Learn more about House Bill 37, which received approval from the Pennsylvania House of Representatives in early 2020 and is currently under review by the state Senate.

Provisions of the law

If the bill passes the Senate, the new law will bar Pennsylvania drivers from handheld cell phone use behind the wheel. Adult drivers can still use their devices with hands-free technology such as Bluetooth. However, the bill prohibits drivers younger than 18 from both wireless and handheld device use while driving and while behind the wheel of a stopped vehicle.

Adult drivers may use their phones when safely stopped off the road, to navigate with GPS if the phone is on a docking station and to call first responders in an emergency. Cell phone use will constitute a secondary offense, which means drivers can only receive a citation if law enforcement stops them for a primary traffic offense, such as speeding. Currently, texting while driving is a primary offense in Pennsylvania, which would change under House Bill 37.
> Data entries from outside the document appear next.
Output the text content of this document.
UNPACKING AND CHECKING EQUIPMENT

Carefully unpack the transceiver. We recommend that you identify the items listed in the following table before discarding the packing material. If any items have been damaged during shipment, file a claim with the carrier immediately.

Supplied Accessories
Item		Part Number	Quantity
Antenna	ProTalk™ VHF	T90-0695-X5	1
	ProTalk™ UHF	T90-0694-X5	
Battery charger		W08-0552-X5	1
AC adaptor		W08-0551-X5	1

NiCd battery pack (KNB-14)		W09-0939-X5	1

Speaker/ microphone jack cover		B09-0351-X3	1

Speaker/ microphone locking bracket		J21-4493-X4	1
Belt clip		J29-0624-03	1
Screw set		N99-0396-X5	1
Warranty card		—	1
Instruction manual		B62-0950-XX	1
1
Penalties for distracted driving

Cell phone use behind the wheel in Pennsylvania may result in a fine up to $200. The current fine for texting while driving, which is against the law in the state, is $50.

Even though state law currently allows drivers to talk on a handheld device behind the wheel, doing so puts you and others on the road at risk for significant injury. According to data from the National Highway and Traffic Safety Administration, more than 2,800 distracted driving fatalities occurred across the United States in 2018 alone.